—¿Qué haces? —le preguntó el gobernador, buscando la lupa que colgaba de la cadena de su reloj.
—Aplico un poco de pulimento para muebles sobre la madera —respondió Pony, nervioso, mientras pasaba el paño por las rayas que los trébedes habían dejado en la madera de pino. Tenía que haberlo hecho hace tiempo, pero no he encontrado el momento hasta hoy. Hay una estupenda sopa de guisantes al fuego, si le apetece…
—¿Lleva jamón? —Con la ayuda de la lupa, el gobernador examinó las melladuras que se apreciaban en la vieja madera—. ¿Cómo ha podido rayarse esta madera? Es como si alguien con botas de tachuelas se hubiera escondido dentro del armario, o tal vez alguien con zapatos de baile.
—Quizá sea del aspirador —sugirió Pony mientras cubría las rayas lo más deprisa posible—. Siempre digo a las asistentas que no guarden los aspiradores en los armarios de la ropa. Me temo que la sopa sí lleva jamón. No sabía que viniera a comer, señor, o me habría asegurado de que no le pusieran jamón ni hueso de jamón.
Mientras Pony le contaba todo aquello, el gobernador detectó un sonido metálico, como si alguien bajara las escaleras corriendo. Crimm también corrió y, aunque no alcanzó a ver el origen de aquel extraño ruido, sospechó que se trataba de un hombre con espuelas o armadura. Sus temores acerca de la infidelidad de su esposa empezaron a graznar dentro de su psique. ¿Su mujer ligaba con hombres a través de Internet y luego se enzarzaban en juegos sexuales de fantasía y disfraces? La imaginó en poses eróticas junto a unos jóvenes y viriles amantes que por toda vestimenta llevaban espuelas o un casco con una pluma, o tal vez las dos cosas. Maude y sus lascivos acompañantes practicaban un sexo ruidoso y metálico, y tal vez utilizaban imanes para aumentar su pervertido placer antes de que ella, de repente, se fijase en las telarañas del techo y empezara a negar sus favores a aquellos ciberhombres del mismo modo que se los había negado al gobernador durante tantos años. Seguro que Andy Brazil también andaba metido en el lío. ¿Cómo tener la certeza de que Andy no había conocido an tes a Maude en Internet y que quería ser piloto de la primera familia para estar cerca de ella?
—Para entrar en Protección Ejecutiva primero tienes que ser agente de la Policía Estatal —le dijo a Andy en tono autoritario y antipático.
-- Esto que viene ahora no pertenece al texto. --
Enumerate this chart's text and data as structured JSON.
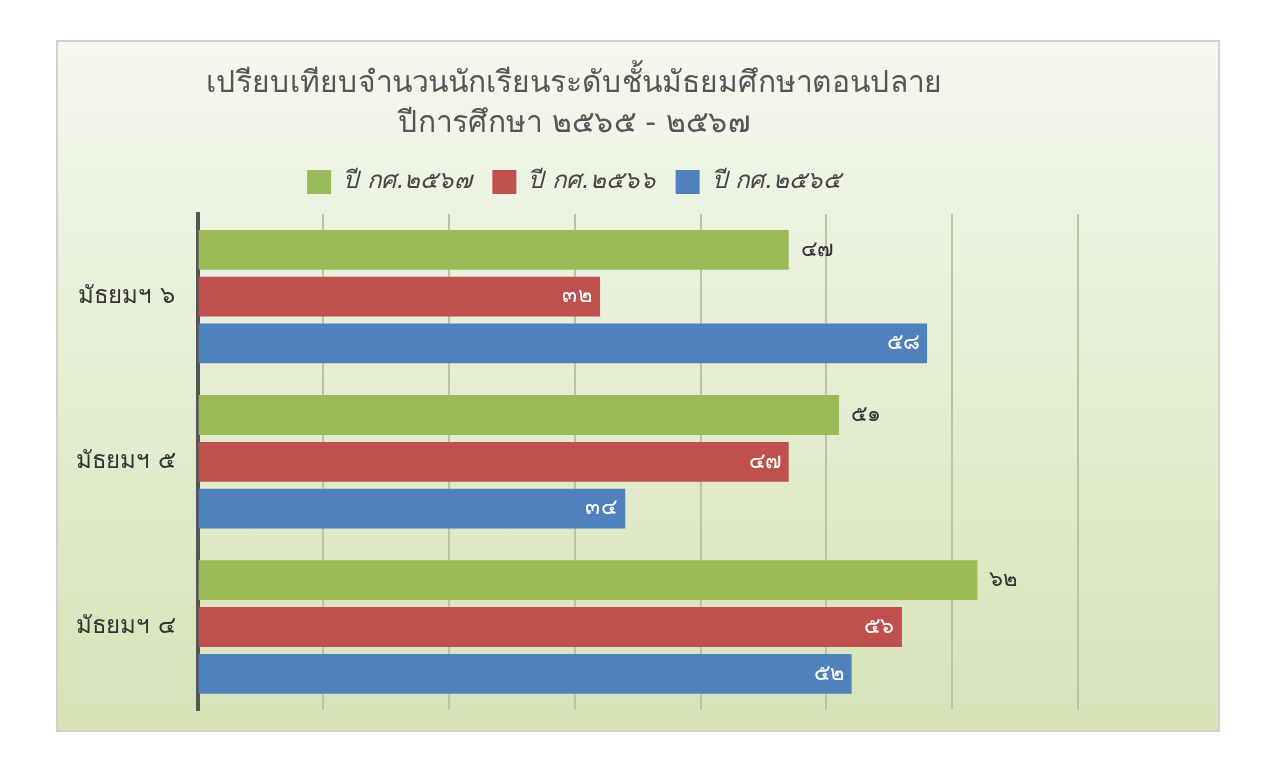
{
  "chart_data": {
    "type": "bar",
    "orientation": "horizontal",
    "title": "เปรียบเทียบจำนวนนักเรียนระดับชั้นมัธยมศึกษาตอนปลาย",
    "subtitle": "ปีการศึกษา ๒๕๖๕ - ๒๕๖๗",
    "categories": [
      "มัธยมฯ ๖",
      "มัธยมฯ ๕",
      "มัธยมฯ ๔"
    ],
    "series": [
      {
        "name": "ปี กศ.๒๕๖๗",
        "color": "#9bbb59",
        "values": [
          47,
          51,
          62
        ],
        "value_labels": [
          "๔๗",
          "๕๑",
          "๖๒"
        ]
      },
      {
        "name": "ปี กศ.๒๕๖๖",
        "color": "#c0504d",
        "values": [
          32,
          47,
          56
        ],
        "value_labels": [
          "๓๒",
          "๔๗",
          "๕๖"
        ]
      },
      {
        "name": "ปี กศ.๒๕๖๕",
        "color": "#4f81bd",
        "values": [
          58,
          34,
          52
        ],
        "value_labels": [
          "๕๘",
          "๓๔",
          "๕๒"
        ]
      }
    ],
    "xlim": [
      0,
      70
    ],
    "xticks": [
      {
        "value": 0,
        "label": null
      },
      {
        "value": 10,
        "label": null
      },
      {
        "value": 20,
        "label": null
      },
      {
        "value": 30,
        "label": null
      },
      {
        "value": 40,
        "label": null
      },
      {
        "value": 50,
        "label": null
      },
      {
        "value": 60,
        "label": null
      },
      {
        "value": 70,
        "label": null
      }
    ],
    "tick_labels": "y",
    "grid": "x",
    "legend": "top"
  }
}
—Ya lo soy, gobernador. Y andamos escasos de pilotos —añadió Andy, dirigiéndose a la primera dama. El no era sexista y no trataba a las esposas de los demás como si fueran apéndices.
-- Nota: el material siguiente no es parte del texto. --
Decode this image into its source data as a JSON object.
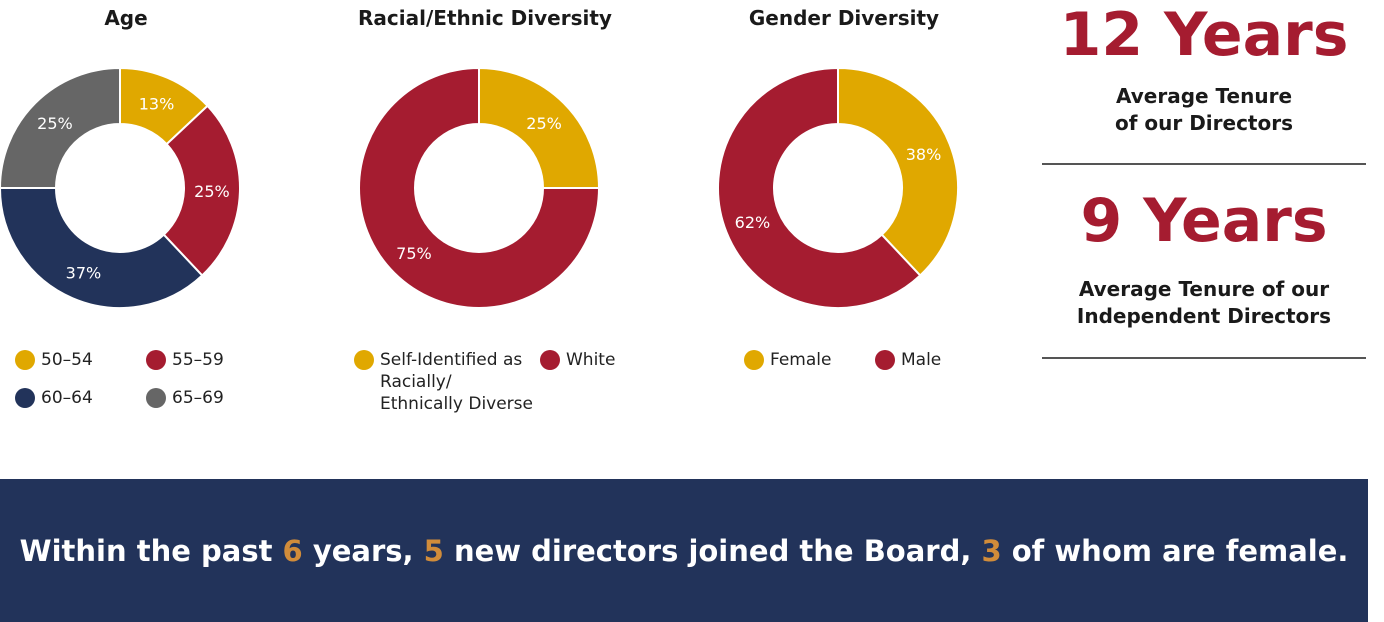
{
  "chart_data": [
    {
      "type": "pie",
      "title": "Age",
      "categories": [
        "50–54",
        "55–59",
        "60–64",
        "65–69"
      ],
      "values": [
        13,
        25,
        37,
        25
      ],
      "value_labels": [
        "13%",
        "25%",
        "37%",
        "25%"
      ],
      "colors": [
        "#e0a800",
        "#a51c30",
        "#22335a",
        "#666666"
      ],
      "legend": [
        {
          "label": "50–54",
          "color": "#e0a800"
        },
        {
          "label": "55–59",
          "color": "#a51c30"
        },
        {
          "label": "60–64",
          "color": "#22335a"
        },
        {
          "label": "65–69",
          "color": "#666666"
        }
      ]
    },
    {
      "type": "pie",
      "title": "Racial/Ethnic Diversity",
      "categories": [
        "Self-Identified as Racially/ Ethnically Diverse",
        "White"
      ],
      "values": [
        25,
        75
      ],
      "value_labels": [
        "25%",
        "75%"
      ],
      "colors": [
        "#e0a800",
        "#a51c30"
      ],
      "legend": [
        {
          "label": "Self-Identified as Racially/ Ethnically Diverse",
          "color": "#e0a800"
        },
        {
          "label": "White",
          "color": "#a51c30"
        }
      ]
    },
    {
      "type": "pie",
      "title": "Gender Diversity",
      "categories": [
        "Female",
        "Male"
      ],
      "values": [
        38,
        62
      ],
      "value_labels": [
        "38%",
        "62%"
      ],
      "colors": [
        "#e0a800",
        "#a51c30"
      ],
      "legend": [
        {
          "label": "Female",
          "color": "#e0a800"
        },
        {
          "label": "Male",
          "color": "#a51c30"
        }
      ]
    }
  ],
  "stats": {
    "director_tenure": {
      "value": "12 Years",
      "label_line1": "Average Tenure",
      "label_line2": "of our Directors"
    },
    "independent_tenure": {
      "value": "9 Years",
      "label_line1": "Average Tenure of our",
      "label_line2": "Independent Directors"
    }
  },
  "banner": {
    "part1": "Within the past ",
    "num1": "6",
    "part2": " years, ",
    "num2": "5",
    "part3": " new directors joined the Board, ",
    "num3": "3",
    "part4": " of whom are female."
  },
  "colors": {
    "gold": "#e0a800",
    "crimson": "#a51c30",
    "navy": "#22335a",
    "gray": "#666666",
    "highlight": "#d18c3a"
  }
}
—Pues últimamente tenemos siempre el mismo piloto —dijo ella, irritada por el comentario y mirando a Macovich con el ceño fruncido.
¿Qué había sido de todos sus pilotos? Por lo que ella recordaba, a principios de año tenían muchos y supuso que el problema debía de ser la nueva superintendente de la Policía Estatal, aquella mujer exigente y mandona con los hombres. Trader tenía muchas cosas desagradables que decir sobre ella. Tal vez había llegado el momento de escribirle una nota y pedirle más pilotos. La señora Crimm recurrió a su dicho más querido y lo expresó en voz alta.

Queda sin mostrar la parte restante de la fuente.